Online Poker for Linux?
Burianski11 wonders: "For a while now, I have been playing online poker at sites such as Poker Stars and Party Poker. In the past, this hasn't bothered me much, since I was primarily a Windows user. However, now that I am trying to make the switch to Linux I am realizing that this is one thing that will be sorely missed (and may cause me to keep a Windows box around). Do any of you know of any online gambling sites that support Linux?"
Suppose you do use the encryption and play against 3 other players. Now suppose all three of them are playing from the same bankroll and against you.
They already know what 15 of the cards are. A few instant messages and they all fold except for the one with the best hand.

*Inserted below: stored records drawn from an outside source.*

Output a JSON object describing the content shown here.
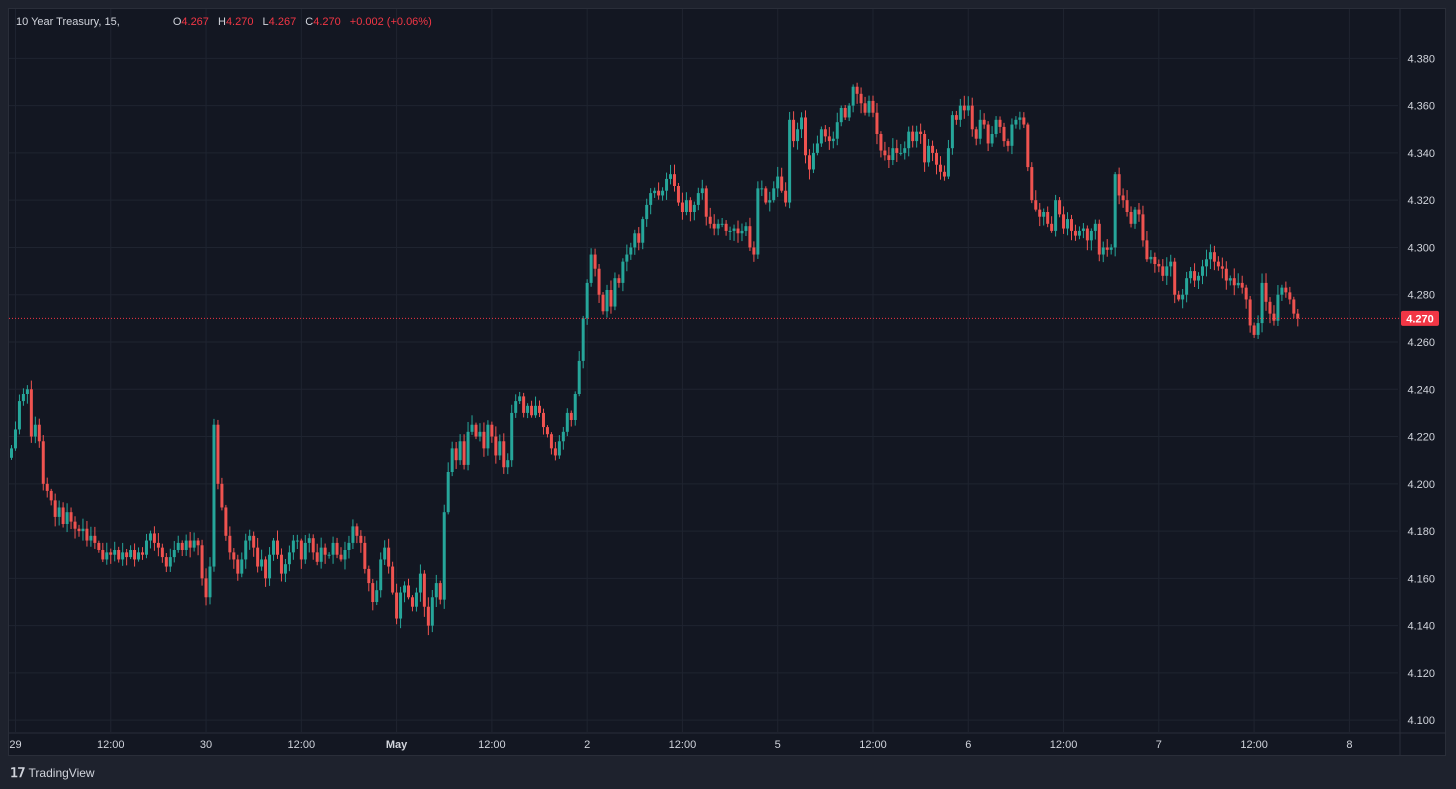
{
  "legend": {
    "symbol": "10 Year Treasury, 15,",
    "open_label": "O",
    "open": "4.267",
    "high_label": "H",
    "high": "4.270",
    "low_label": "L",
    "low": "4.267",
    "close_label": "C",
    "close": "4.270",
    "change": "+0.002 (+0.06%)"
  },
  "brand": {
    "name": "TradingView"
  },
  "colors": {
    "up": "#26a69a",
    "down": "#ef5350",
    "price_tag": "#f23645",
    "grid": "#1f2430",
    "text": "#d1d4dc"
  },
  "chart_data": {
    "type": "candlestick",
    "y_ticks": [
      "4.100",
      "4.120",
      "4.140",
      "4.160",
      "4.180",
      "4.200",
      "4.220",
      "4.240",
      "4.260",
      "4.280",
      "4.300",
      "4.320",
      "4.340",
      "4.360",
      "4.380"
    ],
    "ylim": [
      4.095,
      4.392
    ],
    "x_ticks": [
      {
        "label": "29",
        "bar": 1
      },
      {
        "label": "12:00",
        "bar": 25
      },
      {
        "label": "30",
        "bar": 49
      },
      {
        "label": "12:00",
        "bar": 73
      },
      {
        "label": "May",
        "bar": 97,
        "bold": true
      },
      {
        "label": "12:00",
        "bar": 121
      },
      {
        "label": "2",
        "bar": 145
      },
      {
        "label": "12:00",
        "bar": 169
      },
      {
        "label": "5",
        "bar": 193
      },
      {
        "label": "12:00",
        "bar": 217
      },
      {
        "label": "6",
        "bar": 241
      },
      {
        "label": "12:00",
        "bar": 265
      },
      {
        "label": "7",
        "bar": 289
      },
      {
        "label": "12:00",
        "bar": 313
      },
      {
        "label": "8",
        "bar": 337
      }
    ],
    "last_price": "4.270",
    "last_value": 4.27,
    "closes": [
      4.215,
      4.223,
      4.235,
      4.238,
      4.24,
      4.22,
      4.225,
      4.218,
      4.2,
      4.197,
      4.193,
      4.186,
      4.19,
      4.183,
      4.188,
      4.184,
      4.181,
      4.18,
      4.181,
      4.176,
      4.178,
      4.175,
      4.172,
      4.168,
      4.171,
      4.17,
      4.172,
      4.168,
      4.171,
      4.169,
      4.172,
      4.168,
      4.171,
      4.17,
      4.176,
      4.179,
      4.175,
      4.173,
      4.169,
      4.165,
      4.169,
      4.172,
      4.175,
      4.172,
      4.176,
      4.173,
      4.176,
      4.174,
      4.16,
      4.152,
      4.165,
      4.225,
      4.2,
      4.19,
      4.178,
      4.171,
      4.168,
      4.162,
      4.168,
      4.176,
      4.178,
      4.173,
      4.165,
      4.168,
      4.16,
      4.17,
      4.176,
      4.17,
      4.162,
      4.166,
      4.171,
      4.176,
      4.176,
      4.168,
      4.175,
      4.177,
      4.171,
      4.167,
      4.173,
      4.17,
      4.17,
      4.175,
      4.17,
      4.168,
      4.172,
      4.175,
      4.182,
      4.178,
      4.175,
      4.164,
      4.158,
      4.15,
      4.155,
      4.168,
      4.173,
      4.165,
      4.154,
      4.143,
      4.154,
      4.157,
      4.152,
      4.148,
      4.154,
      4.162,
      4.148,
      4.14,
      4.152,
      4.158,
      4.151,
      4.188,
      4.205,
      4.215,
      4.21,
      4.218,
      4.208,
      4.222,
      4.225,
      4.22,
      4.222,
      4.215,
      4.225,
      4.22,
      4.212,
      4.218,
      4.207,
      4.21,
      4.23,
      4.235,
      4.237,
      4.23,
      4.233,
      4.229,
      4.233,
      4.23,
      4.224,
      4.221,
      4.215,
      4.212,
      4.218,
      4.222,
      4.23,
      4.227,
      4.238,
      4.252,
      4.27,
      4.285,
      4.297,
      4.291,
      4.28,
      4.273,
      4.282,
      4.275,
      4.287,
      4.285,
      4.294,
      4.297,
      4.3,
      4.306,
      4.302,
      4.312,
      4.318,
      4.323,
      4.324,
      4.322,
      4.324,
      4.329,
      4.331,
      4.326,
      4.319,
      4.315,
      4.32,
      4.315,
      4.318,
      4.323,
      4.325,
      4.313,
      4.31,
      4.308,
      4.31,
      4.31,
      4.307,
      4.307,
      4.308,
      4.306,
      4.307,
      4.309,
      4.3,
      4.297,
      4.325,
      4.325,
      4.319,
      4.32,
      4.325,
      4.33,
      4.324,
      4.319,
      4.354,
      4.345,
      4.35,
      4.355,
      4.339,
      4.333,
      4.34,
      4.344,
      4.35,
      4.347,
      4.345,
      4.346,
      4.353,
      4.359,
      4.355,
      4.36,
      4.368,
      4.365,
      4.361,
      4.357,
      4.362,
      4.357,
      4.348,
      4.341,
      4.339,
      4.337,
      4.342,
      4.34,
      4.34,
      4.342,
      4.349,
      4.345,
      4.349,
      4.348,
      4.336,
      4.343,
      4.34,
      4.335,
      4.332,
      4.33,
      4.342,
      4.356,
      4.354,
      4.36,
      4.358,
      4.36,
      4.35,
      4.346,
      4.354,
      4.352,
      4.344,
      4.348,
      4.354,
      4.351,
      4.345,
      4.343,
      4.352,
      4.354,
      4.355,
      4.352,
      4.334,
      4.32,
      4.316,
      4.313,
      4.315,
      4.31,
      4.307,
      4.32,
      4.314,
      4.308,
      4.312,
      4.307,
      4.305,
      4.307,
      4.308,
      4.303,
      4.307,
      4.31,
      4.297,
      4.3,
      4.299,
      4.3,
      4.331,
      4.322,
      4.32,
      4.315,
      4.31,
      4.316,
      4.314,
      4.303,
      4.295,
      4.296,
      4.293,
      4.292,
      4.288,
      4.292,
      4.294,
      4.28,
      4.278,
      4.28,
      4.287,
      4.29,
      4.286,
      4.288,
      4.292,
      4.295,
      4.298,
      4.294,
      4.292,
      4.291,
      4.286,
      4.287,
      4.284,
      4.285,
      4.283,
      4.278,
      4.267,
      4.263,
      4.268,
      4.285,
      4.277,
      4.272,
      4.269,
      4.28,
      4.283,
      4.281,
      4.278,
      4.272,
      4.27
    ]
  }
}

In effect you are playing against one player with three hands, they are three times more likely to win against you. It doesn't matter which one wins as they are sharing a bankroll.
Just like a poker game in a brick-and-mortar casino, the casino doesn't really care whether you win or lose, so long as you play, because you're being paid by the other players not the house. The house makes money by taking a 'rake', either a percentage of every pot (usually) or a per-time charge (less common).
My experience with online poker has been that they have always paid up when asked, and I've not noticed anything that would indicate cheating on any widespread scale. Perhaps it might be common at higher stakes, but at anything below $10/$20 I just haven't seen it.
Poker (at least the kind that you mean) is game of skill. Your win/loss expectation is based on your relative skill vs the other players. If you are a skilled player you can overcome the ~2-3% the house takes from the pot.
The house makes money regardless of who wins - they arn't playing. This could be through an ante, a rake (a % of the pot) and the requirement for 'blind bets' that force the pot to be non-zero, possibly through players 'renting' a seat. Or potentially through bar sales (but most/all places where poker is played, the bar is cheep to bring the players in)
There is a kind of cheating that DOES go on, however, and that's when two or more people at a table know each other and are in communication outside the poker program. Knowing those extra cards can make it a LOT easier to fleece the rest of the table, assuming the cheaters are smart of course. Not good.